Is there any performance impact, or could it bring some bugs, or doing enable/disable will be slower than activate all attributes and let them activated ?
The OP most likely understands the first part already, but let me just reiterate some points on vertex attributes to set the basis for the more interesting part. I'll assume that all vertex data comes from buffers, and not talk about the case where calls like glVertexAttrib3f() are used to set "constant" values for attributes.
The glEnableVertexAttribArray() and glVertexAttribPointer() calls specify which vertex attributes are enabled, and describe how the GPU should retrieve their values. This includes their location in memory, how many components they have, their type, stride, etc. I'll call the collected state specified by these calls "vertex attribute state" in the rest of this answer.
The vertex attribute state is not part of the shader program state. It lives in Vertex Attribute Objects (VAOs), together with some other related state. Therefore, binding a different program changes nothing about the vertex attribute state. Only binding a different VAO does, or of course making one of the calls above.
Vertex attributes are tied to attribute/in variables in the vertex shader by setting the location of the in variables. This specifies which vertex attribute the value of each in variable should come from. The location value is part of the program state.
Based on this, when binding a different program, it is necessary that the locations of the in variables are properly set to refer to the desired attribute. As long as the same attribute is always used for the shader, this has to be done only once while building the shader. Beyond that, all the attributes used by the shader have to be enabled with glEnableVertexAttribArray(), or by binding a VAO that contains the state.
Now, finally coming to the core of the question: What happens if attributes that are not used by the program are enabled?
I believe that having unused attributes enabled is completely legal. At least I've never seen anything in the spec that says otherwise. I just checked again, and still found nothing. Therefore, there will be no bugs resulting from having unused attributes enabled.
Does it hurt performance? The short answer is that it possibly could. Let's look at two hypothetical hardware architectures:
Architecture A has reading of vertex attribute values baked into the vertex shader code.

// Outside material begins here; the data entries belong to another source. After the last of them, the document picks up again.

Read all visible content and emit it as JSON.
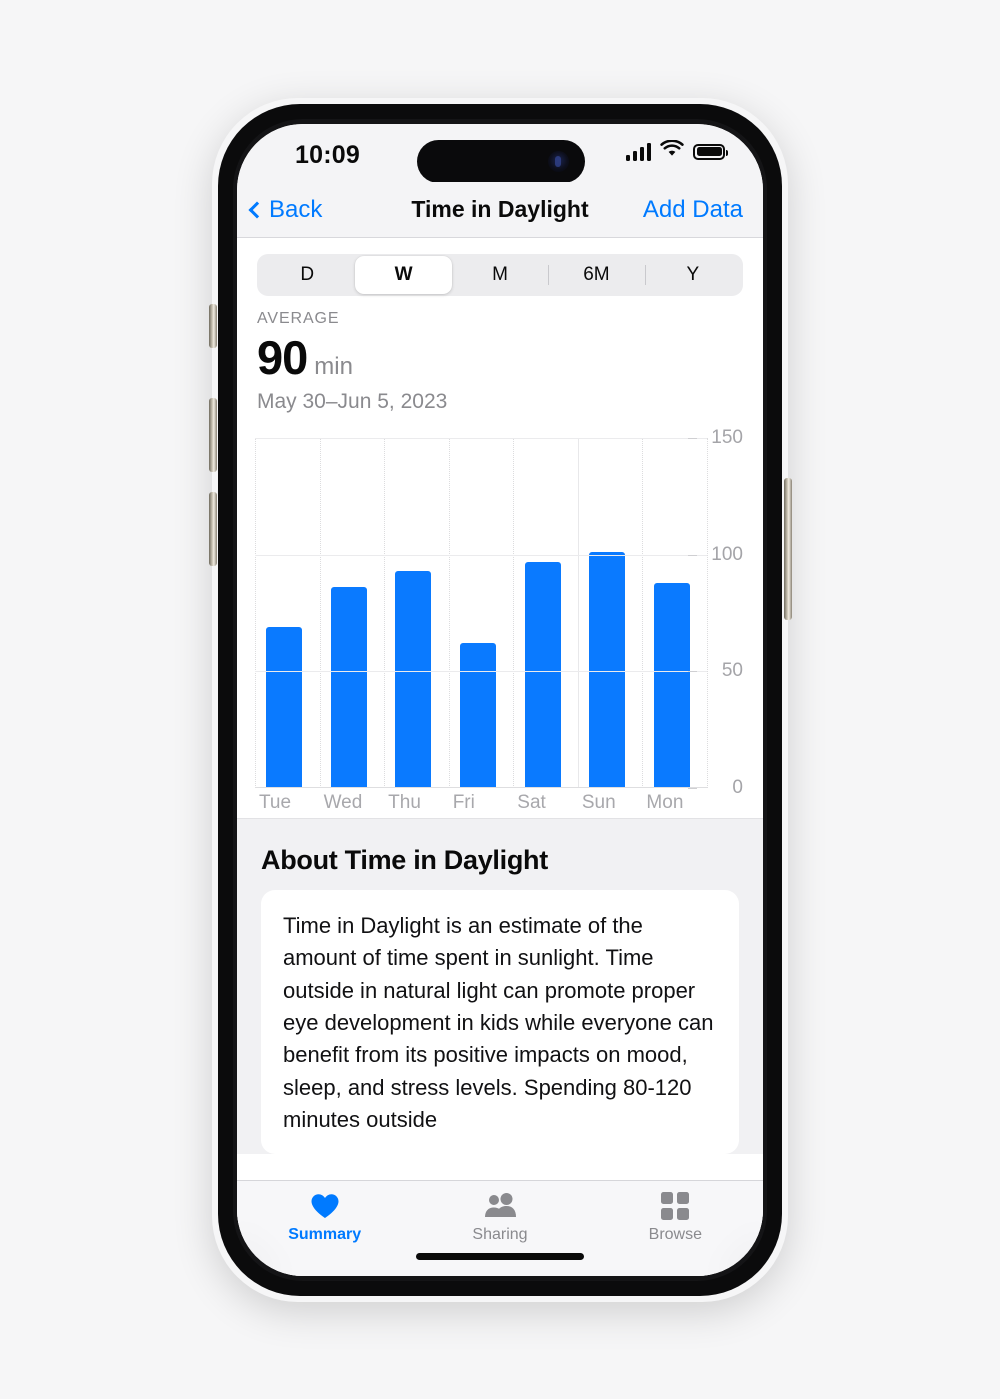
{
  "statusbar": {
    "time": "10:09",
    "cellular_icon": "cellular-bars-icon",
    "wifi_icon": "wifi-icon",
    "battery_icon": "battery-full-icon"
  },
  "navbar": {
    "back_label": "Back",
    "title": "Time in Daylight",
    "action_label": "Add Data"
  },
  "segmented": {
    "options": [
      "D",
      "W",
      "M",
      "6M",
      "Y"
    ],
    "selected": "W"
  },
  "stats": {
    "label": "AVERAGE",
    "value": "90",
    "unit": "min",
    "range": "May 30–Jun 5, 2023"
  },
  "about": {
    "title": "About Time in Daylight",
    "body": "Time in Daylight is an estimate of the amount of time spent in sunlight. Time outside in natural light can promote proper eye development in kids while everyone can benefit from its positive impacts on mood, sleep, and stress levels. Spending 80-120 minutes outside"
  },
  "tabbar": {
    "tabs": [
      {
        "label": "Summary",
        "icon": "heart-icon",
        "active": true
      },
      {
        "label": "Sharing",
        "icon": "people-icon",
        "active": false
      },
      {
        "label": "Browse",
        "icon": "grid-squares-icon",
        "active": false
      }
    ]
  },
  "colors": {
    "accent": "#007aff",
    "bar": "#0a7aff",
    "muted": "#8a8a8e"
  },
  "chart_data": {
    "type": "bar",
    "title": "Time in Daylight",
    "categories": [
      "Tue",
      "Wed",
      "Thu",
      "Fri",
      "Sat",
      "Sun",
      "Mon"
    ],
    "values": [
      69,
      86,
      93,
      62,
      97,
      101,
      88
    ],
    "unit": "min",
    "xlabel": "",
    "ylabel": "",
    "ylim": [
      0,
      150
    ],
    "yticks": [
      0,
      50,
      100,
      150
    ],
    "ytick_labels": [
      "0",
      "50",
      "100",
      "150"
    ],
    "grid": true,
    "legend": false,
    "average": 90
  }
}
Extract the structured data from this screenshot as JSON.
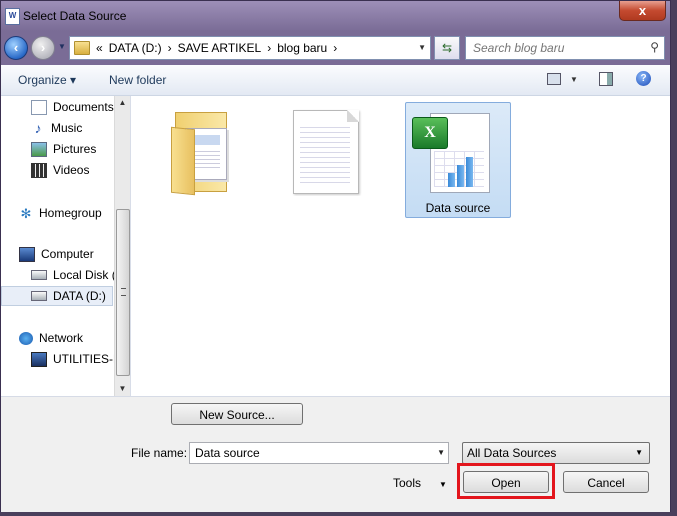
{
  "window": {
    "title": "Select Data Source",
    "app_icon": "W",
    "close_label": "x"
  },
  "nav": {
    "breadcrumbs": [
      "«",
      "DATA (D:)",
      "›",
      "SAVE ARTIKEL",
      "›",
      "blog baru",
      "›"
    ],
    "search_placeholder": "Search blog baru"
  },
  "toolbar": {
    "organize": "Organize ▾",
    "new_folder": "New folder"
  },
  "sidebar": {
    "items": [
      {
        "label": "Documents",
        "icon": "documents-icon"
      },
      {
        "label": "Music",
        "icon": "music-icon"
      },
      {
        "label": "Pictures",
        "icon": "pictures-icon"
      },
      {
        "label": "Videos",
        "icon": "videos-icon"
      },
      {
        "label": "Homegroup",
        "icon": "homegroup-icon"
      },
      {
        "label": "Computer",
        "icon": "computer-icon"
      },
      {
        "label": "Local Disk (",
        "icon": "disk-icon"
      },
      {
        "label": "DATA (D:)",
        "icon": "disk-icon"
      },
      {
        "label": "Network",
        "icon": "network-icon"
      },
      {
        "label": "UTILITIES-D",
        "icon": "pc-icon"
      }
    ]
  },
  "files": [
    {
      "label": "",
      "icon": "folder-icon"
    },
    {
      "label": "",
      "icon": "text-file-icon"
    },
    {
      "label": "Data source",
      "icon": "excel-file-icon",
      "selected": true
    }
  ],
  "bottom": {
    "new_source": "New Source...",
    "file_name_label": "File name:",
    "file_name_value": "Data source",
    "filter_value": "All Data Sources",
    "tools_label": "Tools",
    "open_label": "Open",
    "cancel_label": "Cancel"
  },
  "colors": {
    "highlight": "#e3151c",
    "selection": "#c4dcf4"
  }
}
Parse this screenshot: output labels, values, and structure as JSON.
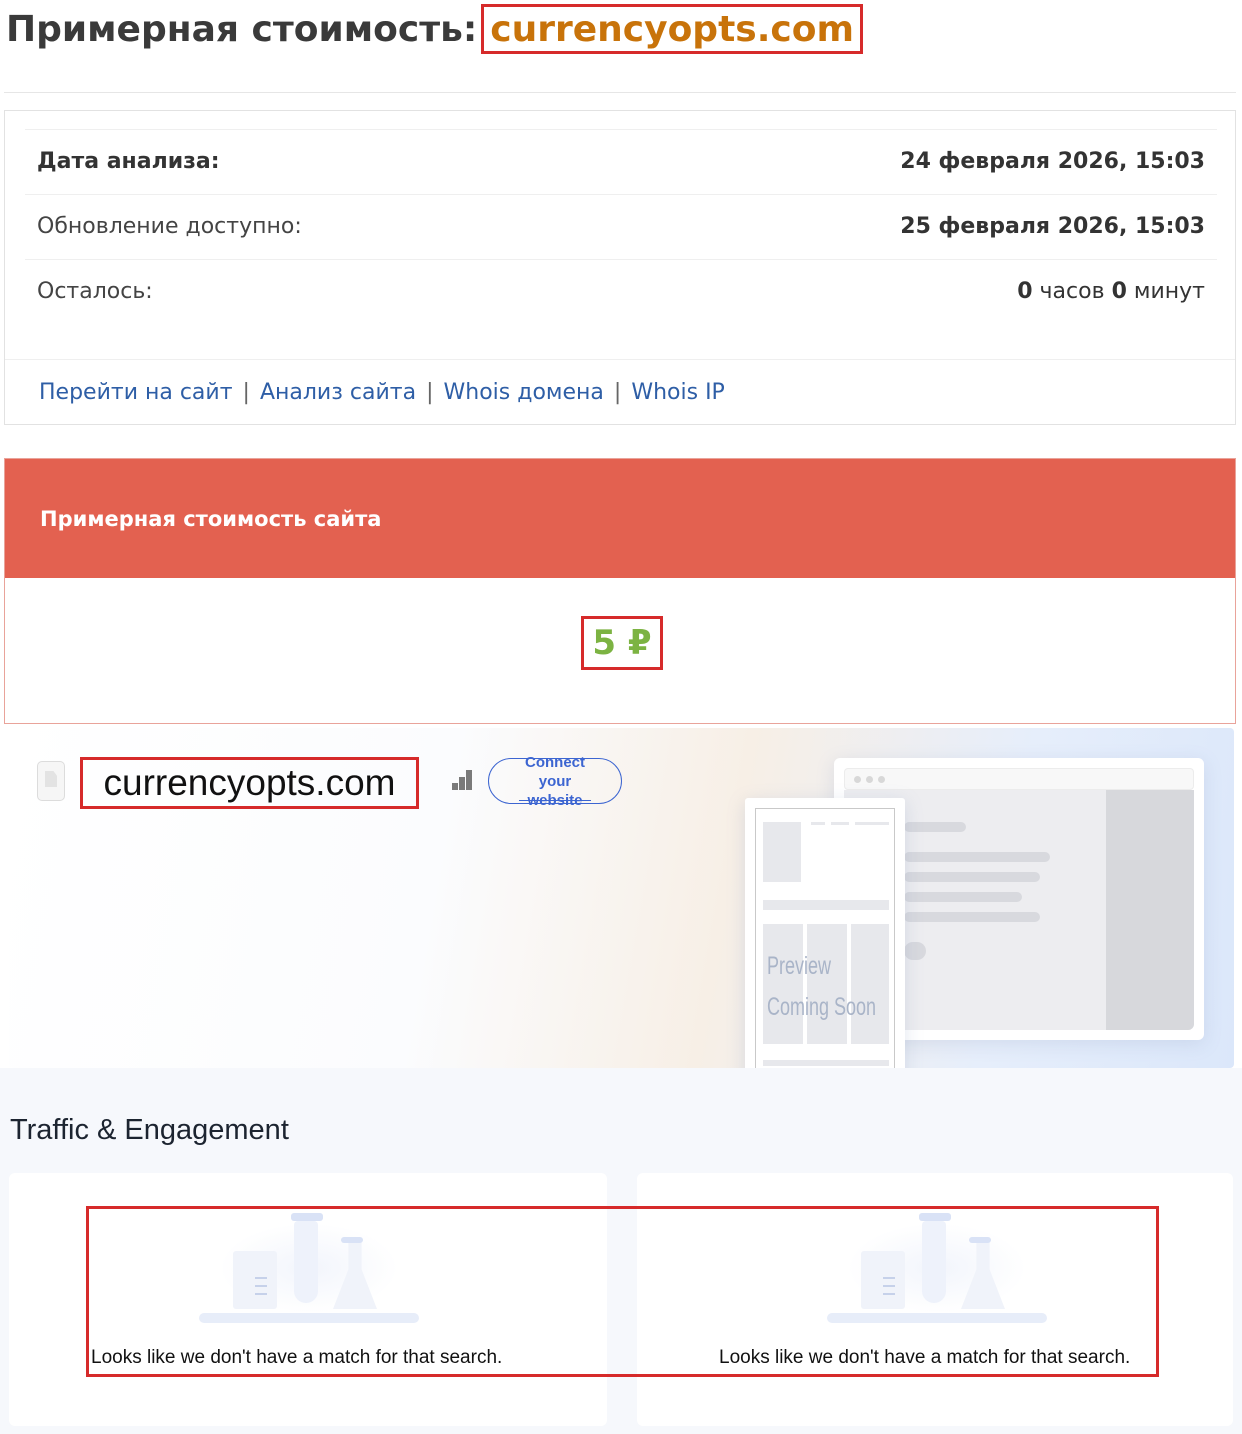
{
  "header": {
    "title_prefix": "Примерная стоимость:",
    "domain": "currencyopts.com"
  },
  "info": {
    "rows": [
      {
        "label": "Дата анализа:",
        "value": "24 февраля 2026, 15:03"
      },
      {
        "label": "Обновление доступно:",
        "value": "25 февраля 2026, 15:03"
      }
    ],
    "remaining": {
      "label": "Осталось:",
      "hours_value": "0",
      "hours_unit": "часов",
      "minutes_value": "0",
      "minutes_unit": "минут"
    },
    "links": [
      "Перейти на сайт",
      "Анализ сайта",
      "Whois домена",
      "Whois IP"
    ],
    "link_separator": "|"
  },
  "value_panel": {
    "heading": "Примерная стоимость сайта",
    "amount": "5 ₽"
  },
  "site_card": {
    "domain": "currencyopts.com",
    "connect_button": "Connect your website",
    "preview_line1": "Preview",
    "preview_line2": "Coming Soon"
  },
  "traffic": {
    "title": "Traffic & Engagement",
    "cards": [
      {
        "message": "Looks like we don't have a match for that search."
      },
      {
        "message": "Looks like we don't have a match for that search."
      }
    ]
  },
  "colors": {
    "domain_accent": "#c8730a",
    "value_header": "#e36150",
    "value_amount": "#7cb342",
    "link": "#2e5ea6",
    "connect_button": "#3c65d1",
    "highlight_outline": "#d62a2a"
  }
}
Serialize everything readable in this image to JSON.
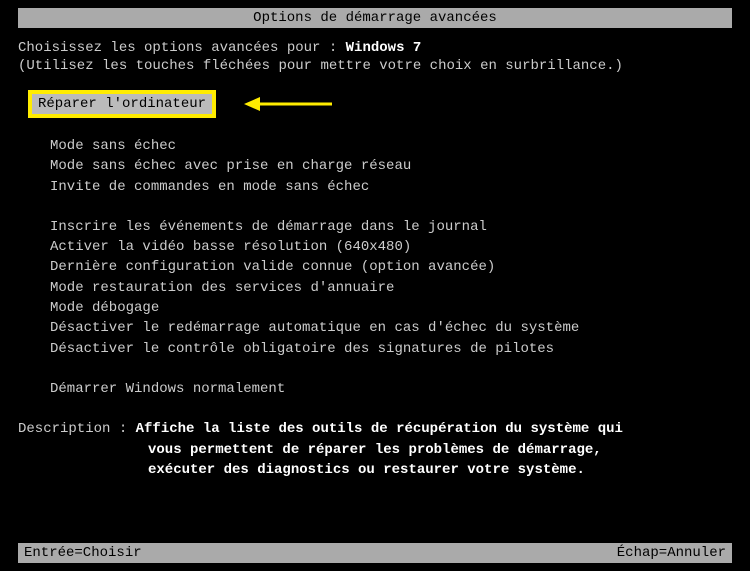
{
  "title": "Options de démarrage avancées",
  "intro": {
    "prefix": "Choisissez les options avancées pour : ",
    "os": "Windows 7"
  },
  "hint": "(Utilisez les touches fléchées pour mettre votre choix en surbrillance.)",
  "selected": "Réparer l'ordinateur",
  "group1": [
    "Mode sans échec",
    "Mode sans échec avec prise en charge réseau",
    "Invite de commandes en mode sans échec"
  ],
  "group2": [
    "Inscrire les événements de démarrage dans le journal",
    "Activer la vidéo basse résolution (640x480)",
    "Dernière configuration valide connue (option avancée)",
    "Mode restauration des services d'annuaire",
    "Mode débogage",
    "Désactiver le redémarrage automatique en cas d'échec du système",
    "Désactiver le contrôle obligatoire des signatures de pilotes"
  ],
  "group3": [
    "Démarrer Windows normalement"
  ],
  "description": {
    "label": "Description : ",
    "line1": "Affiche la liste des outils de récupération du système qui",
    "line2": "vous permettent de réparer les problèmes de démarrage,",
    "line3": "exécuter des diagnostics ou restaurer votre système."
  },
  "footer": {
    "left": "Entrée=Choisir",
    "right": "Échap=Annuler"
  }
}
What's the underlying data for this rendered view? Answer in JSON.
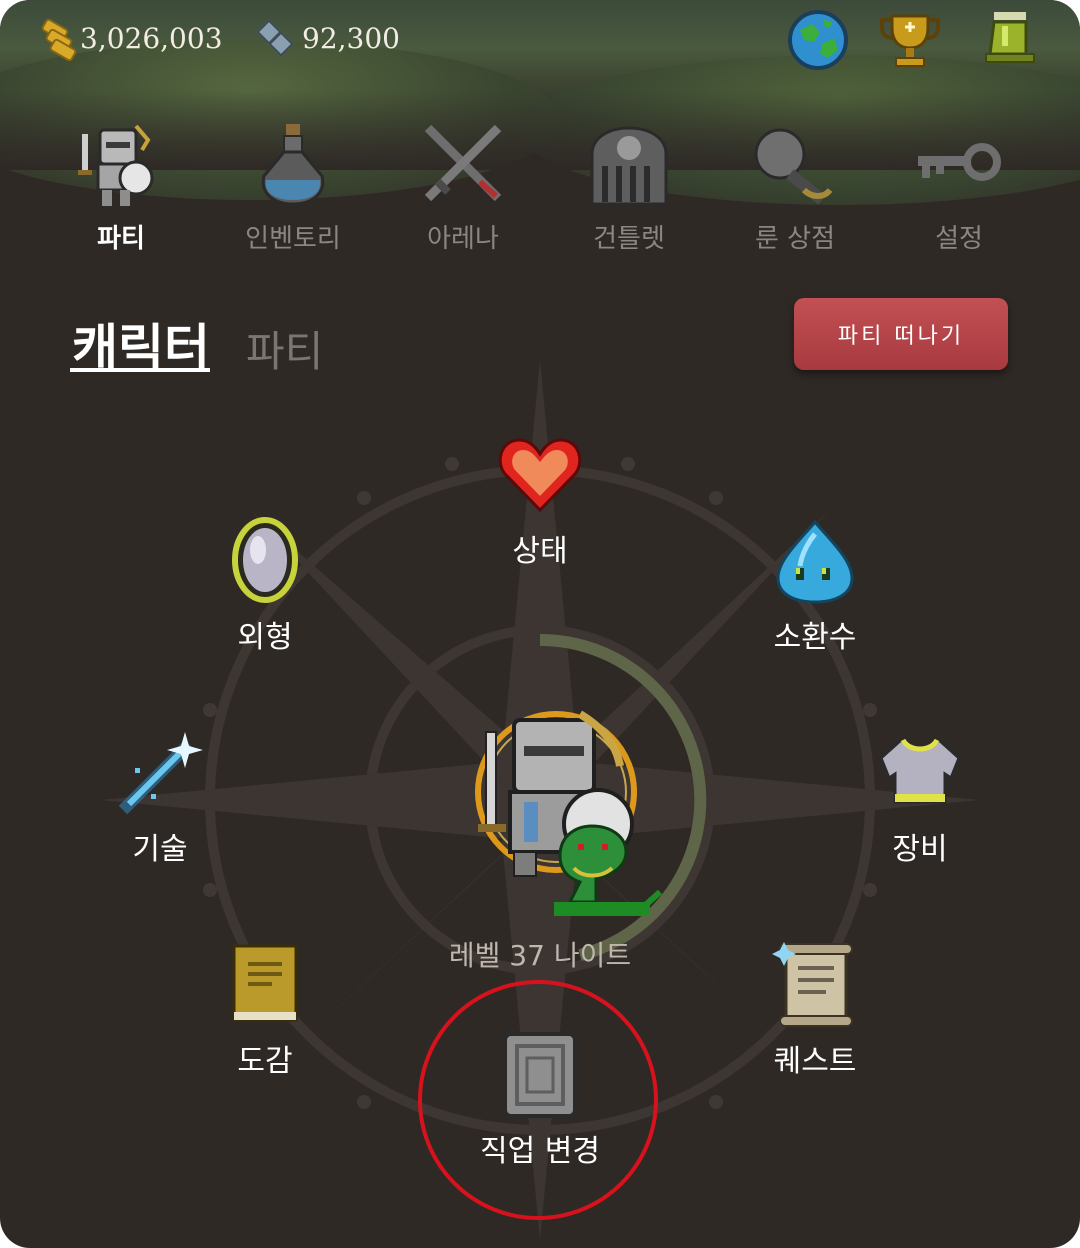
{
  "currency": {
    "gold": "3,026,003",
    "gems": "92,300"
  },
  "top_icons": [
    "globe-icon",
    "trophy-icon",
    "bell-icon"
  ],
  "nav": {
    "items": [
      {
        "label": "파티",
        "icon": "knight-icon",
        "active": true
      },
      {
        "label": "인벤토리",
        "icon": "potion-icon",
        "active": false
      },
      {
        "label": "아레나",
        "icon": "crossed-swords-icon",
        "active": false
      },
      {
        "label": "건틀렛",
        "icon": "gate-skull-icon",
        "active": false
      },
      {
        "label": "룬 상점",
        "icon": "rune-stone-icon",
        "active": false
      },
      {
        "label": "설정",
        "icon": "key-icon",
        "active": false
      }
    ]
  },
  "tabs": {
    "character": "캐릭터",
    "party": "파티"
  },
  "leave_button": "파티 떠나기",
  "menu": {
    "status": "상태",
    "appearance": "외형",
    "summon": "소환수",
    "skill": "기술",
    "equipment": "장비",
    "collection": "도감",
    "quest": "퀘스트",
    "class_change": "직업 변경"
  },
  "character": {
    "level_label": "레벨 37 나이트",
    "level_progress": 0.3
  },
  "colors": {
    "background": "#2f2926",
    "leave_button": "#b8444a",
    "highlight": "#d8121c"
  }
}
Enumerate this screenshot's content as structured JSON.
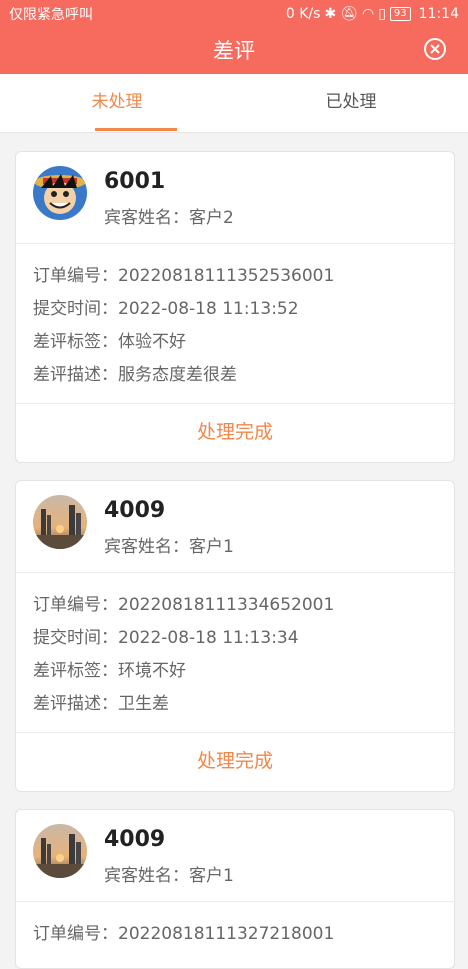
{
  "status_bar": {
    "carrier": "仅限紧急呼叫",
    "speed": "0 K/s",
    "battery": "93",
    "time": "11:14"
  },
  "header": {
    "title": "差评"
  },
  "tabs": [
    {
      "label": "未处理",
      "active": true
    },
    {
      "label": "已处理",
      "active": false
    }
  ],
  "cards": [
    {
      "id": "6001",
      "guest_label": "宾客姓名：",
      "guest_name": "客户2",
      "order_label": "订单编号：",
      "order_no": "20220818111352536001",
      "time_label": "提交时间：",
      "time": "2022-08-18 11:13:52",
      "tag_label": "差评标签：",
      "tag": "体验不好",
      "desc_label": "差评描述：",
      "desc": "服务态度差很差",
      "action": "处理完成"
    },
    {
      "id": "4009",
      "guest_label": "宾客姓名：",
      "guest_name": "客户1",
      "order_label": "订单编号：",
      "order_no": "20220818111334652001",
      "time_label": "提交时间：",
      "time": "2022-08-18 11:13:34",
      "tag_label": "差评标签：",
      "tag": "环境不好",
      "desc_label": "差评描述：",
      "desc": "卫生差",
      "action": "处理完成"
    },
    {
      "id": "4009",
      "guest_label": "宾客姓名：",
      "guest_name": "客户1",
      "order_label": "订单编号：",
      "order_no": "20220818111327218001"
    }
  ],
  "colors": {
    "header_bg": "#f76b5e",
    "accent": "#f2874a"
  }
}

Architecture B has a fixed function unit that reads vertex attribute values. This fixed function unit is controlled by the vertex attribute state, and writes the values into on-chip memory, where vertex shader instances pick them up.
With architecture A, having unused attributes enabled would have no effect at all. They would simply never be read.
With architecture B, the fixed function unit might read the unused attributes. The vertex shader would end up not using them, but they could still be read from main/video memory into on-chip memory. The driver could avoid that by checking which attributes are used by the current shader, and set up the fixed function unit with only those attributes. The downside is that the state setup for the fixed function unit has to be checked/updated every time a new shader is bound, which is otherwise unnecessary. But it prevents reading unused attributes from memory.
Going one step farther, let's say we do end up reading unused attributes from memory. If and how much this hurts is impossible to answer in general. Intuitively, I would expect it to matter very little if the attributes are interleaved, and the unused attributes are in the same cache lines as used attributes. On the other hand, if reading unused attributes causes extra cache misses, it would at least use memory bandwidth, and consume power.
In summary, I don't believe there's a clear and simple answer. Chances are that having unused attributes enabled will not hurt at all, or very little. But I would personally disable them anyway. There is a potential that it might make a difference, and it's very easy to do. Particularly if you use VAOs, you can generally set up the whole vertex attribute state with a single glBindVertexArray() call, so enabling/disabling exactly the needed attributes does not require additional API calls.